There was no plan.  Each navy blue woollen panel was a joy to stitch into.  But this is not fine needlework – it’s robust, gutsy work and the threads and embellishments used need to suit that ground fabric, so they’re robust and gutsy too.

My first idea was to make each panel different by using a separate family of colours for each, lifted by the use of a variety of contrasts in colour, line, shape and texture.

This gels with the way I now store my threads and embellishments, meaning that I simply work from two clip-lock bags for each colourway – one containing various threads and the other beads and embellishments.

So, already, at a glance, I have an abundance of choices for surface stitching and embellishment.

How do I connect that with the fabric without a pre-determined design?

This was the hard part for me.  I had a gorgeous selection of threads that I was really excited to use, but it really came down to the size of the panel to be filled – and I just had to start somewhere, anywhere, so that’s what I did, with a simple line or shape.

In the first primarily pink panel, I did lightly draw a large arching line directly onto the wool using a yellow pencil.

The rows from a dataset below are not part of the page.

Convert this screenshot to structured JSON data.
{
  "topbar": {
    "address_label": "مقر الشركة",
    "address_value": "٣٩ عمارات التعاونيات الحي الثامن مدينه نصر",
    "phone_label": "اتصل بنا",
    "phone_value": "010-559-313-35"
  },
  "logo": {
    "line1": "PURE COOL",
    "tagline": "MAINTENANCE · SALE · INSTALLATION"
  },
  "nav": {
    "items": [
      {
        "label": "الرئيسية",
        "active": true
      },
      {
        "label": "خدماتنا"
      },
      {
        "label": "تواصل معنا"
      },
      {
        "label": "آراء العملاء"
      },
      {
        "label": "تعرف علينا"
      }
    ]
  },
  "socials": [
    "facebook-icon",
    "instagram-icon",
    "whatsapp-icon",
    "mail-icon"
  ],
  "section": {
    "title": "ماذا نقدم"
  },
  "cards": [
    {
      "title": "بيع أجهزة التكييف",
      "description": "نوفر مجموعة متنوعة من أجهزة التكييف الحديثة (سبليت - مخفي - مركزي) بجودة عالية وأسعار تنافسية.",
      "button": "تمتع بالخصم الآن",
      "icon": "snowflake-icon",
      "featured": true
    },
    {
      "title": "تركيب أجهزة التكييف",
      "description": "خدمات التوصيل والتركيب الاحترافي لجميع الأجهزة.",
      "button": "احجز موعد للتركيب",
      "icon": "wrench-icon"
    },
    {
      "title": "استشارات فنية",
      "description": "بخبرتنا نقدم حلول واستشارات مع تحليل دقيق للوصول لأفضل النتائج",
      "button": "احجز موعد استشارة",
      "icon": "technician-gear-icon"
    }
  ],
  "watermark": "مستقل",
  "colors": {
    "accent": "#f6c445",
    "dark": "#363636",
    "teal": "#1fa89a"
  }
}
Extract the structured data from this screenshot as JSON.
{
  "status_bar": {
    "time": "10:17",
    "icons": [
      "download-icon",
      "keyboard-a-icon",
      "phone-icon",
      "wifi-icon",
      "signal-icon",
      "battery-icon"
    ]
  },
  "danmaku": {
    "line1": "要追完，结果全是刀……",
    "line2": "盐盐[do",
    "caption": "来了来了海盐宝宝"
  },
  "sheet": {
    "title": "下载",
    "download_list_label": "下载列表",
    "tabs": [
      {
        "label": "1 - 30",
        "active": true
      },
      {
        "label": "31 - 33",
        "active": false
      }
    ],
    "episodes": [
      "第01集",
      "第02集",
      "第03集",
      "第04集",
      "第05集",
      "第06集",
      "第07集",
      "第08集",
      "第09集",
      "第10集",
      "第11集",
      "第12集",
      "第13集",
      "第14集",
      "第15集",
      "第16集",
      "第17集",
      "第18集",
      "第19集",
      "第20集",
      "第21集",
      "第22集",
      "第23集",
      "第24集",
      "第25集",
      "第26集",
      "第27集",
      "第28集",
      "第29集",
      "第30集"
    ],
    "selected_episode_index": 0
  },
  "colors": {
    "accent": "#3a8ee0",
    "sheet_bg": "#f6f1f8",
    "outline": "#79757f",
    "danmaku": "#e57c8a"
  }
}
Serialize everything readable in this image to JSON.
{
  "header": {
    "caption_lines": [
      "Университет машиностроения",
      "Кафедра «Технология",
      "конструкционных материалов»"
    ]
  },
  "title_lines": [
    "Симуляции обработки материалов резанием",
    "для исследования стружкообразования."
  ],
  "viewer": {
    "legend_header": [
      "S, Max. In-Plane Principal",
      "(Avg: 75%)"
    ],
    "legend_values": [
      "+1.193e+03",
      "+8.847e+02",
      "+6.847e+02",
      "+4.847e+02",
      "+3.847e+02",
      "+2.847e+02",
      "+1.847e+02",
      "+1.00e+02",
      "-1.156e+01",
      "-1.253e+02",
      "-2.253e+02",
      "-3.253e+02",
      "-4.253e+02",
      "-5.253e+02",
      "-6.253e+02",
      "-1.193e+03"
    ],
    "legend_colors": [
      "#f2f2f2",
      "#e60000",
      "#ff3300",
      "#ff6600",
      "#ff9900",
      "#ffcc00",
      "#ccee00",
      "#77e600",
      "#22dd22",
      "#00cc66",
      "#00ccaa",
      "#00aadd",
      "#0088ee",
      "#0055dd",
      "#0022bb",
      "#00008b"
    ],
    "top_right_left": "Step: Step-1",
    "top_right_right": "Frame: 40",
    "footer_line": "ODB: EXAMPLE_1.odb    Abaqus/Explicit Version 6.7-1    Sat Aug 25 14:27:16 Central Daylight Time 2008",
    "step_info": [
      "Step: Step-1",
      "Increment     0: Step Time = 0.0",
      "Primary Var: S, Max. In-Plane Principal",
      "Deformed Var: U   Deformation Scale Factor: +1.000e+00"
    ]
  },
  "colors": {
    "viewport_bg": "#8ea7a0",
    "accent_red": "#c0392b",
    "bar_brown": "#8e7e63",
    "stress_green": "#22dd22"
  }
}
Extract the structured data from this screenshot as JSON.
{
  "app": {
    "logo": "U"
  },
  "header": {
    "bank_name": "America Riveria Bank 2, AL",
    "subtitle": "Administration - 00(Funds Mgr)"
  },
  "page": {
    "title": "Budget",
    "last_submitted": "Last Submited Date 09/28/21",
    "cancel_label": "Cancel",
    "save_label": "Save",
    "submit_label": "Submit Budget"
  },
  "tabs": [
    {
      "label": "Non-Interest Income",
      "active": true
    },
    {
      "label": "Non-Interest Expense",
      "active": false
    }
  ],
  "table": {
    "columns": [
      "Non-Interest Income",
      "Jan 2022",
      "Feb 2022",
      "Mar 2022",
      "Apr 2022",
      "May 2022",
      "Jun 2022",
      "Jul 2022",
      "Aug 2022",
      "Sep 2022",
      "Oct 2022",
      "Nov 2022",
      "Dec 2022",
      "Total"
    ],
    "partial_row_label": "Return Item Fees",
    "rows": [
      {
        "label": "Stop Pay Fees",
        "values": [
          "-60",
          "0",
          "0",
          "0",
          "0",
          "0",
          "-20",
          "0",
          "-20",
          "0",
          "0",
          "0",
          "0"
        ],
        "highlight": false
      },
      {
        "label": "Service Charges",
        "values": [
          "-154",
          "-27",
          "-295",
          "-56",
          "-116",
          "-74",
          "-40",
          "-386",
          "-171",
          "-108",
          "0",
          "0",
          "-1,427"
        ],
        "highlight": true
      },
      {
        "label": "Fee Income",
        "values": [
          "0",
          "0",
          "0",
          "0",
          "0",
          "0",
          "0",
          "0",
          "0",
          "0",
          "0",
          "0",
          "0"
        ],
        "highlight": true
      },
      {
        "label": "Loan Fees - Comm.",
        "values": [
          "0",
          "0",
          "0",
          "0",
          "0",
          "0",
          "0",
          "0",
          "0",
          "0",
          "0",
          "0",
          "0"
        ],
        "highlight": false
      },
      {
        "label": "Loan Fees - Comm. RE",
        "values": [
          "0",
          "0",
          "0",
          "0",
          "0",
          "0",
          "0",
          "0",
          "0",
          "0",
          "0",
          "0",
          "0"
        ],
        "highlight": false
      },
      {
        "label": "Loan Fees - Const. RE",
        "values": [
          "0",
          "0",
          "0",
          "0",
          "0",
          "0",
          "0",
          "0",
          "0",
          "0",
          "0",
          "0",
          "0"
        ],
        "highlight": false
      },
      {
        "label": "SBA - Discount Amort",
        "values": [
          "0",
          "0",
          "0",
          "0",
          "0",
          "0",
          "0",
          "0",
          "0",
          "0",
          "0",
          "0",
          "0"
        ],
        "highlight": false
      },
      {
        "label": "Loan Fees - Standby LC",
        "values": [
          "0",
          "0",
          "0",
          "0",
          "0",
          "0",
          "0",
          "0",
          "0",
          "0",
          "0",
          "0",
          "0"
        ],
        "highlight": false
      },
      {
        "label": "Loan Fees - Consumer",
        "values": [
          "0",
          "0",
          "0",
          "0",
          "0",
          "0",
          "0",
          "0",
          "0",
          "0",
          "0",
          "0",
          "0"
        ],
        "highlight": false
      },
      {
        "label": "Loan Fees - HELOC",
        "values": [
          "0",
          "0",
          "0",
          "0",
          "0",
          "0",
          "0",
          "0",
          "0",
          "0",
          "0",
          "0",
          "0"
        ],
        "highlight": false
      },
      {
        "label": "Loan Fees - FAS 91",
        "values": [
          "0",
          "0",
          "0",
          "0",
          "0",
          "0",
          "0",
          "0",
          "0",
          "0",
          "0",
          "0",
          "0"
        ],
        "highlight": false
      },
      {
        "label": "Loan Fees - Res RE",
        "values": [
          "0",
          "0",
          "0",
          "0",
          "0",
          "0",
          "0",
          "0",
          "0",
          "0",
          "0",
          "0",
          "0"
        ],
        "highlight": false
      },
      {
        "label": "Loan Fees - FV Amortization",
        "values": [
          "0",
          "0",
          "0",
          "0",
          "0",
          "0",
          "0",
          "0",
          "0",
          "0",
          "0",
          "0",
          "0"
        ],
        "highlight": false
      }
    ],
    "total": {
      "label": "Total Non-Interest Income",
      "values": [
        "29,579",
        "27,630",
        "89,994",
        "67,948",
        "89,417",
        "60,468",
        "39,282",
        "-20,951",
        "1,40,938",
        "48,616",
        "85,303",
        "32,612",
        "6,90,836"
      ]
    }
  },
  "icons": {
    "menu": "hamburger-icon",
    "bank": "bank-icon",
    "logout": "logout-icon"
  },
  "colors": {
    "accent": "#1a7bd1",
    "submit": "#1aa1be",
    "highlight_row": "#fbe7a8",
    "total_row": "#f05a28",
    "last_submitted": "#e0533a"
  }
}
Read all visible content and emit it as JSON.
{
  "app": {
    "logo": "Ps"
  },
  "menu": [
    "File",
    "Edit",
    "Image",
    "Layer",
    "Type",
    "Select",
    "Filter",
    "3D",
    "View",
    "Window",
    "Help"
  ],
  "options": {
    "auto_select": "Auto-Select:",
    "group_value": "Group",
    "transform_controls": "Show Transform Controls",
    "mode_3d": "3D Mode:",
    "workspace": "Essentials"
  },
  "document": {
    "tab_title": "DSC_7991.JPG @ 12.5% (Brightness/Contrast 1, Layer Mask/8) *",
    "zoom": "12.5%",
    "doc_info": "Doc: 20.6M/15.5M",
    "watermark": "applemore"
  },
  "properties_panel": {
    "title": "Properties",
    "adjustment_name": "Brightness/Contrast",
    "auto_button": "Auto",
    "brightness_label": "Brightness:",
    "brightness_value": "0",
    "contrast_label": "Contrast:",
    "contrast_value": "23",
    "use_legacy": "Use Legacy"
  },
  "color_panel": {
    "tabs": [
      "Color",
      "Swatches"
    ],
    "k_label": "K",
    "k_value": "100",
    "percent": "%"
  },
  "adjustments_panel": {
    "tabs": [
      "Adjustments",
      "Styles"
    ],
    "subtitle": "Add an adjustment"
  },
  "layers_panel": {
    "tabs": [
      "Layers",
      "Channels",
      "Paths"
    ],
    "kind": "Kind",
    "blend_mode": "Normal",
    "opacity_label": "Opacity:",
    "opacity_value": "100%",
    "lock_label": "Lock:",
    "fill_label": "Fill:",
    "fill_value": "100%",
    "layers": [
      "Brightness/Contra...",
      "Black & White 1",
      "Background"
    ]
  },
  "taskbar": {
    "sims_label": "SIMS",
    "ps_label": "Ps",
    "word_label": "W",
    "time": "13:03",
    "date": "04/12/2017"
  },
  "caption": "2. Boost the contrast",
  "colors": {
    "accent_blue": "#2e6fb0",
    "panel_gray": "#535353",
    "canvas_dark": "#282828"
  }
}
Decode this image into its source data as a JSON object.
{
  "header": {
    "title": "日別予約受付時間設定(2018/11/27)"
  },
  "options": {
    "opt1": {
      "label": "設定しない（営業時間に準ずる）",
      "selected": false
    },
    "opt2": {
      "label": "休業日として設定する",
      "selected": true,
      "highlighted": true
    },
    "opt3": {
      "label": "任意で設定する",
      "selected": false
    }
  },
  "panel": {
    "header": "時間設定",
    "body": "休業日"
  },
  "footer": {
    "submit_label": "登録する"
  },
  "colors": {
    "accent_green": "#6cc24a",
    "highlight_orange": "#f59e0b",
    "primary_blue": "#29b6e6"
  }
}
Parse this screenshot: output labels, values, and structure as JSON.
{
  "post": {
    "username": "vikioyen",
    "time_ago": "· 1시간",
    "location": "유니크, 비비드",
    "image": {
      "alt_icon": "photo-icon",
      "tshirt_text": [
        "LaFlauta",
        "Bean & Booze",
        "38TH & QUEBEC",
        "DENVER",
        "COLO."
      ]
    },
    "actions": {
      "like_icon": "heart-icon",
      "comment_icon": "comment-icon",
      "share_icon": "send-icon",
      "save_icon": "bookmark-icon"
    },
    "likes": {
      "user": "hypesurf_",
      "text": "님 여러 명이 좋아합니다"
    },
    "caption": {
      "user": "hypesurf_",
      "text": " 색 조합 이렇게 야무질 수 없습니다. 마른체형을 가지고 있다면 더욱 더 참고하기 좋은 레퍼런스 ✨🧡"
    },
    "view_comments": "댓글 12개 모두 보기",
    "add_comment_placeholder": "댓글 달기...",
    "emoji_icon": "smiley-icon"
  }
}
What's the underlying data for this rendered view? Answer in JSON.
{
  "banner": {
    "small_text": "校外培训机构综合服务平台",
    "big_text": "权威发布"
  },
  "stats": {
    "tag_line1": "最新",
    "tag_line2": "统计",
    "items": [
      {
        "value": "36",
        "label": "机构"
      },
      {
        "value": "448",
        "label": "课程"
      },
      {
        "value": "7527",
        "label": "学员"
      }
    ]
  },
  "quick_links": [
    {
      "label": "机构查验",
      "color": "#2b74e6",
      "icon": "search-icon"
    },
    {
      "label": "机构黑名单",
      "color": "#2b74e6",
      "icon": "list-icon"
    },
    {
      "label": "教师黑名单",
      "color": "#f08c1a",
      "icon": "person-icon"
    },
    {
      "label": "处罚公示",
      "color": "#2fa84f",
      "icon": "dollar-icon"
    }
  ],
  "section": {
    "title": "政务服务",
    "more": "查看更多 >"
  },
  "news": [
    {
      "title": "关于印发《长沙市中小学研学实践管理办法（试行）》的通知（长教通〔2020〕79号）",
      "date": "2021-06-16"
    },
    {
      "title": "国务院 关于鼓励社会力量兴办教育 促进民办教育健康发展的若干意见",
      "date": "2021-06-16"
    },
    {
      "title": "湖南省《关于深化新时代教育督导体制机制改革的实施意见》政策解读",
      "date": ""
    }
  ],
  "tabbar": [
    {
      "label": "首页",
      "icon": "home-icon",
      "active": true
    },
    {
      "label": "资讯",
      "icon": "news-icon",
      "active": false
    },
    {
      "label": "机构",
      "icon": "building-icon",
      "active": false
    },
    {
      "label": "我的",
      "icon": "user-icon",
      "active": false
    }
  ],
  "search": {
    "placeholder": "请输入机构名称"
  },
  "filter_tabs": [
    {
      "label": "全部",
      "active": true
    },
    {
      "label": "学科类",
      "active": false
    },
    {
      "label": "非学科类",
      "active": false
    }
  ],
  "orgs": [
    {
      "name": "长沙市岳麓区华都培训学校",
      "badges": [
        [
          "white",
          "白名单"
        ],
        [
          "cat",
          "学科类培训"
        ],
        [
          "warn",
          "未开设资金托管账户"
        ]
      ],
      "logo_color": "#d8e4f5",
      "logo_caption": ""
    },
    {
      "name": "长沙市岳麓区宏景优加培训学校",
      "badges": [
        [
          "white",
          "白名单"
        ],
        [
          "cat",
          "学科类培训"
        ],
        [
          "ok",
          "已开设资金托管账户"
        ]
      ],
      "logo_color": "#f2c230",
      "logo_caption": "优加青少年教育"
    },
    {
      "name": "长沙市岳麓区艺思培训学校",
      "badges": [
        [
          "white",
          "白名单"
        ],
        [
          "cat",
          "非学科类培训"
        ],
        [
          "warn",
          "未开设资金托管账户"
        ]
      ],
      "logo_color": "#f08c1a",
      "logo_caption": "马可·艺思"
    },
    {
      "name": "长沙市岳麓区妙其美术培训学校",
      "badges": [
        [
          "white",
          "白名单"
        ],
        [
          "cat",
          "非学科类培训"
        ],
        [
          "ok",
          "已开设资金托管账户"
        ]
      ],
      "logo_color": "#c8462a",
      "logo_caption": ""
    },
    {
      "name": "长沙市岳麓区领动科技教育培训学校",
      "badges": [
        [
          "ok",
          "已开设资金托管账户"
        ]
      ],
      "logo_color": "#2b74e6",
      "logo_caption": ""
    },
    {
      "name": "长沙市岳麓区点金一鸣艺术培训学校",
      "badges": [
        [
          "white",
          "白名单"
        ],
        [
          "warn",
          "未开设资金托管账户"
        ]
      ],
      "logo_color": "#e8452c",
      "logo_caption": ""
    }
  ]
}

This was the epicentre from which everything else evolved – and from that one line came other smaller arching shapes, meandering shapes, and flowing shapes expressed in a variety of embroidery stitches and techniques using various weights of thread.

In the second primarily golden yellow panel, it all began with two small rectangles of appliqued silk, set above five repeated arches, absolutely brimming with embroidered and beaded colours and textures.  Above all of this is a canopy of five discs wrapped with an extremely fluffy thread, five church-window shapes offering further avenues for stitch, finished with six pink tassels attached using a gelato mix of bullion stitch, two still to be worked.

In both these panels I’ve re-used parts of previous embroideries, such as canvas work, and a machine embroidered piece I never seemed to have a use for.

The third panel is devoted to a world of green represented by strips of fabrics and threads.  I think this one will be devoted to a medley of Crazy Patchwork embroidery stitches, but here again, I’ve re-used a piece of golden machine-made mesh, made some time ago.

And the beauty of working this way is that each panel has its own personality and vibrancy, echoed throughout by the use of colour, line, shape and texture – yet using very similar stitches worked differently or mixed with other stitches to look different.

The nexus to making this embroidery work – was that at every point of the design process, I brought into play my very own design aesthetic by using colours, lines, shapes and textures that truly resonate with me.

And that’s the beauty of ideas and connection when it truly reflects you.